From the Clojure REPL
From emacs, I run the command 'cider-connect' which allows me to specify a host and port to connect to. Once connected, I get a minimal repl environment:
;; M-x cider-connect ...localhost...40241
;; I am not sure why but to initialize the user namespace I have to eval ns user
user> (eval '(ns user))
nil
user> (require '[libpython-clj2.python :as py])
nil
;; Python has been initialized and libpython-clj can detect this
user> (py/initialize!)
:already-initialized
user> ;;We can share data via the main module
user> (def main-mod (py/add-module "__main__"))
#'user/main-mod
user> (def mod-dict (py/module-dict main-mod))
#'user/mod-dict
user> (keys mod-dict)
("__name__"
"__doc__"
"__package__"
"__loader__"
"__spec__"
"__annotations__"
"__builtins__"
"cljbridge"
"test_var")
user> (get mod-dict "test_var")
10
user> (.put mod-dict "clj_fn" (fn [& args] (println "Printing from Clojure: " (vec args))))
nil
user> ;;Now if we stop the repl server we can access our python environment again
user> (require '[libpython-clj2.embedded :as embedded])
nil
user> (embedded/stop-repl!)
And Back to Python!!
Shutting down the repl always gives us an exception; something perhaps to work on. But the important thing is that we can access variables and data that we set in the main module -
>>> Exception in thread "nREPL-session-d684061e-f21c-4265-a9a2-828b99dcaf42" java.net.SocketException: Socket closed
at java.net.SocketOutputStream.socketWrite(SocketOutputStream.java:118)
at java.net.SocketOutputStream.write(SocketOutputStream.java:155)
at java.io.BufferedOutputStream.flushBuffer(BufferedOutputStream.java:82)
at java.io.BufferedOutputStream.flush(BufferedOutputStream.java:140)
at nrepl.transport$bencode$fn__7714.invoke(transport.clj:121)
at nrepl.transport.FnTransport.send(transport.clj:28)

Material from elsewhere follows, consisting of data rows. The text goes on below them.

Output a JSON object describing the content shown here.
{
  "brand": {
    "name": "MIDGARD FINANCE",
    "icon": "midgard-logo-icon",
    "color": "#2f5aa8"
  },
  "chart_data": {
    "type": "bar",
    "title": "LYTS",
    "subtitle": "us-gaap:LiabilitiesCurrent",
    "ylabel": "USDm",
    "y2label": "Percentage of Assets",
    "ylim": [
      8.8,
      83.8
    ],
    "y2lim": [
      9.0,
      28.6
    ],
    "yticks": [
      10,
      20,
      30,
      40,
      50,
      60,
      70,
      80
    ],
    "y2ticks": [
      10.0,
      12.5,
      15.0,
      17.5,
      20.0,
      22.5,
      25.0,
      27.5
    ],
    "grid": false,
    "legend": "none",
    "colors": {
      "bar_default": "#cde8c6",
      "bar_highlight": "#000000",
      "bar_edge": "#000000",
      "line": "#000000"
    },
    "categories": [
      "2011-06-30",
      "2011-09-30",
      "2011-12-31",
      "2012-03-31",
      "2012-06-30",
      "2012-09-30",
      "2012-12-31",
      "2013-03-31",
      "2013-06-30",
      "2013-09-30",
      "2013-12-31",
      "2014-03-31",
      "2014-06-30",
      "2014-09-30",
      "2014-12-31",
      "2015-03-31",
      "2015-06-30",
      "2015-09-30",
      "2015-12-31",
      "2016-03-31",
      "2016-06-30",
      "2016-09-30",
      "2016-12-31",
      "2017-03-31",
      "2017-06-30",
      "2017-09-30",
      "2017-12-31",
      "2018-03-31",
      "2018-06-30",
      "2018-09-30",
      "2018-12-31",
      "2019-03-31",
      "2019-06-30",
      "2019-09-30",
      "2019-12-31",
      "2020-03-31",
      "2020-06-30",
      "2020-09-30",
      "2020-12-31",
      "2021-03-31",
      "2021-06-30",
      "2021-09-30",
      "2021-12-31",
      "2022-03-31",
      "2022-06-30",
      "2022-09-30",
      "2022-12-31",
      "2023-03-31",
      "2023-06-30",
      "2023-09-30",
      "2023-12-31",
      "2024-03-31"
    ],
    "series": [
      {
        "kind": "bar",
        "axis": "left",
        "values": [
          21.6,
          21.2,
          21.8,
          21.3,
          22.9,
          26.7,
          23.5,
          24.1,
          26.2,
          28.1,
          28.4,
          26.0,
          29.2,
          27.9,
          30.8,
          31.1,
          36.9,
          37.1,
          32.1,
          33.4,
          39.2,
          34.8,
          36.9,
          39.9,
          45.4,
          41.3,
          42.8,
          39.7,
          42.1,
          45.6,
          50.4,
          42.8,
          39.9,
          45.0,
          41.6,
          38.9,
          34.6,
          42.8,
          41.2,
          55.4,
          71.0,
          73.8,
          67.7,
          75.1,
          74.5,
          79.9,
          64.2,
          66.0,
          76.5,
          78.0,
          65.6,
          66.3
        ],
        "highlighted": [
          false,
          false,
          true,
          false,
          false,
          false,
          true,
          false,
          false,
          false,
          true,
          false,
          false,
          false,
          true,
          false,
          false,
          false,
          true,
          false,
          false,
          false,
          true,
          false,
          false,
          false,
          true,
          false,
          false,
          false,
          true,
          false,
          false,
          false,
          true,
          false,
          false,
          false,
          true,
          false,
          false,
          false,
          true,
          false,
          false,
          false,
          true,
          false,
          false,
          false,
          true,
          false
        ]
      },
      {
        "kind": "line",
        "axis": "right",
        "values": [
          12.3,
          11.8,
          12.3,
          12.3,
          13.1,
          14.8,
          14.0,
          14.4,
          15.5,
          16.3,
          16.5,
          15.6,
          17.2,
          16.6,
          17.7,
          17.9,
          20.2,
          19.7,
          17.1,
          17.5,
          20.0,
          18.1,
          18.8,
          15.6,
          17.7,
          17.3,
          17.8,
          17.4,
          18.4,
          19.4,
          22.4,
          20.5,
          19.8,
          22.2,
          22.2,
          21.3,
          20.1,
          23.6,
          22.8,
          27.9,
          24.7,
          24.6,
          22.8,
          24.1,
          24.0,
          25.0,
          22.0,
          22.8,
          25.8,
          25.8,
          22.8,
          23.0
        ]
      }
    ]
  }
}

at nrepl.middleware.print$send_streamed.invokeStatic(print.clj:136)
at nrepl.middleware.print$send_streamed.invoke(print.clj:122)
at nrepl.middleware.print$printing_transport$reify__8149.send(print.clj:173)
at cider.nrepl.middleware.track_state$make_transport$reify__17923.send(track_state.clj:228)
at nrepl.middleware.caught$caught_transport$reify__8184.send(caught.clj:58)
at nrepl.middleware.interruptible_eval$evaluate$fn__8250.invoke(interruptible_eval.clj:132)
at clojure.main$repl$fn__9121.invoke(main.clj:460)
at clojure.main$repl.invokeStatic(main.clj:458)
at clojure.main$repl.doInvoke(main.clj:368)
at clojure.lang.RestFn.invoke(RestFn.java:1523)
at nrepl.middleware.interruptible_eval$evaluate.invokeStatic(interruptible_eval.clj:84)
at nrepl.middleware.interruptible_eval$evaluate.invoke(interruptible_eval.clj:56)
at nrepl.middleware.interruptible_eval$interruptible_eval$fn__8258$fn__8262.invoke(interruptible_eval.clj:152)
at clojure.lang.AFn.run(AFn.java:22)
at nrepl.middleware.session$session_exec$main_loop__8326$fn__8330.invoke(session.clj:202)
at nrepl.middleware.session$session_exec$main_loop__8326.invoke(session.clj:201)
at clojure.lang.AFn.run(AFn.java:22)
at java.lang.Thread.run(Thread.java:748)
>>> # So let's call our new clojure fn
>>> clj_fn(1, 2, 3, 4, "Embedded Clojure FTW!!")
Printing from Clojure: [1 2 3 4 Embedded Clojure FTW!!]
>>>
Loading and running a Clojure file in embedded mode
We can runs as well a .clj file in embedded mode.
The following does this without an interactive pytho shell, it just runs the provided clj file with
clojure.core/load-file
python3 -c 'import cljbridge;cljbridge.load_clojure_file(clj_file="my-file.clj")'
Are You Not Entertained???
So there you have it, embedding a Clojure repl in a Python process and passing data in between these two systems. This sidesteps a ton of issues with embedding Python and provides another interesting set of possibilities, essentially extending existing Python systems with some of the greatest tech the JVM has to offer :-).